For a helpful resource on which materials are under copyright and which are in the public domain please consult Cornell University's Copyright Term and the Public Domain webpage.
What does copyright protect (or not)?
Copyright, a form of intellectual property law, protects original works of authorship including literary, dramatic, musical, and artistic works, such as poetry, novels, movies, songs, computer software, and architecture. Copyright does not protect facts, ideas, systems, or methods of operation, although it may protect the way these things are expressed.
How is copyright different from patents and trademarks?
Copyright protects original works of authorship, while a patent protects inventions or discoveries. Ideas and discoveries are not protected by the copyright law, although the way in which they are expressed may be. A trademark protects words, phrases, symbols, or designs identifying the source of the goods or services of one party and distinguishing them from those of others.
Who owns copyright?
Copyright is usually owned, at least initially, by the creator of a work and his or her heirs. The creator may transfer some or all of their rights to another person or entity, such as a publisher. This transfer of rights may be unconditional (an assignment) or for a limited period of time or set of conditions (licensed).

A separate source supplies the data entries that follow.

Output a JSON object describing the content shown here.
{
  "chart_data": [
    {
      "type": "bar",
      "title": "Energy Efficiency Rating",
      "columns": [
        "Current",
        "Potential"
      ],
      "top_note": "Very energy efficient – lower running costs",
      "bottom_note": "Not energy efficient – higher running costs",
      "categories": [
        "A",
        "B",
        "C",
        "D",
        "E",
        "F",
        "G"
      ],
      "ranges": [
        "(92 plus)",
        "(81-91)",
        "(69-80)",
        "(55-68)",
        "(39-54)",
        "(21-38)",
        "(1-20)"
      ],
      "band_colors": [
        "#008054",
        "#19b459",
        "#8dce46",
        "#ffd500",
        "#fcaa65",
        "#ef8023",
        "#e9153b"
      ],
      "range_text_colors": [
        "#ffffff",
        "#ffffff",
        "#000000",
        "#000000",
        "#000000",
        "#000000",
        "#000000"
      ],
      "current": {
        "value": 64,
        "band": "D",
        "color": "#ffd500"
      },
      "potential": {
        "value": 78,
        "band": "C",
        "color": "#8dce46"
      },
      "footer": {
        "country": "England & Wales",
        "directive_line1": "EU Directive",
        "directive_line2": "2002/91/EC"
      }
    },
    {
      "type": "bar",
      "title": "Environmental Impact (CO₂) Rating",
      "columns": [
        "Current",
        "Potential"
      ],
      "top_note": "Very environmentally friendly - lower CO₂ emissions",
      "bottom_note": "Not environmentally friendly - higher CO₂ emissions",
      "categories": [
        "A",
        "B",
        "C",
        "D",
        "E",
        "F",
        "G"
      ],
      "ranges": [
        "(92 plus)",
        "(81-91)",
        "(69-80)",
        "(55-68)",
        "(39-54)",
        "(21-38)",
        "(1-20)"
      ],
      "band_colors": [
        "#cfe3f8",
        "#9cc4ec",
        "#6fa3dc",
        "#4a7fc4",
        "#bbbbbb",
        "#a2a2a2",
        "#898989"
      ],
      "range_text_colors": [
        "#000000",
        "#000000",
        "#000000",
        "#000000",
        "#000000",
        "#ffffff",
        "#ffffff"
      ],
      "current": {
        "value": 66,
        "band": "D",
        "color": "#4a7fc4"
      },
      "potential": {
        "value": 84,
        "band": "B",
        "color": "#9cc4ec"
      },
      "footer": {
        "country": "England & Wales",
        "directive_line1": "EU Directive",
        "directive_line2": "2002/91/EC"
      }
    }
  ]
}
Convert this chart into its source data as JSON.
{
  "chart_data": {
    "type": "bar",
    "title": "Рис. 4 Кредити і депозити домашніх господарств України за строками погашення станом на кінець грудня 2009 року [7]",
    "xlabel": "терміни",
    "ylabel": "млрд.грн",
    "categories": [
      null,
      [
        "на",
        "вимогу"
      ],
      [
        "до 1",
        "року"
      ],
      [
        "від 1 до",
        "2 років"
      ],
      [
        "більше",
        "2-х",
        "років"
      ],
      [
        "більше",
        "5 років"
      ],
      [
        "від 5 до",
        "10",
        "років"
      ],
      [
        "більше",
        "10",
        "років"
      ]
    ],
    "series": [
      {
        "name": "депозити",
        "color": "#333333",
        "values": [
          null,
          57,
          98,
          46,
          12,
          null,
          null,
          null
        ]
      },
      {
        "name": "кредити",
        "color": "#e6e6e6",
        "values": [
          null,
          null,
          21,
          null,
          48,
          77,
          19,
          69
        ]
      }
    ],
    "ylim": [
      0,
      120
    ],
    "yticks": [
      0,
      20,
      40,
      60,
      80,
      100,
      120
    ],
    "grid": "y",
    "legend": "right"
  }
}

Works created by an employee as part of their job, usually called 'works for hire', may be owned by the employer. Depending on contractual arrangements works created under commision by an independent contractor may belong to the commisioning person or organization.
Works created by two or more creators may belong to them jointly.
What is the TEACH Act?
The TEACH Act provides a “safe harbor” against infringement for certain online educational transmission and exempts uses “in the course of face-to-face teaching activities…in a classroom or similar place devoted to instruction." The TEACH Act includes a series of requirements for educational use including
- materials used cannot have been produced or marketed primarily for use in distance education
- portions of dramatic works (e.g., plays and films) must be “reasonable and limited”
- access to content must, “to the extent technologically feasible,” be limited to students enrolled in the course
- technological protection measures (i.e., digital rights management (DRM)) should be used so that works displayed are only accessible during the class session and cannot be redistributed by students to others
- any DRM already used by rightsholders shouldn’t be tampered with.
There can be civil or criminal penalties for faculty, students or relevant staff. There also can be injunctions issued (i.e., court orders to stop doing an activity, like posting infringing materials.) In general, if someone is found guilty of infringing a copyright, the court can award statutory damages between $750 and $30,000 for each infringement of each work. If the court finds an infringement was willful, the court may increase the damages for each infringement to up to $150,000. If a court finds that an infringer was not aware and had no reason to believe that his or her acts constituted a copyright infringement, the court may reduce the damages to as low as $200 per infringement. Importantly, a court can refuse to award statutory damages at all when library personnel are making photocopies as part of their employment, and believed, and had reasonable grounds to believe, that the copying was a fair use. See 17 USC 504(c)(2)(i).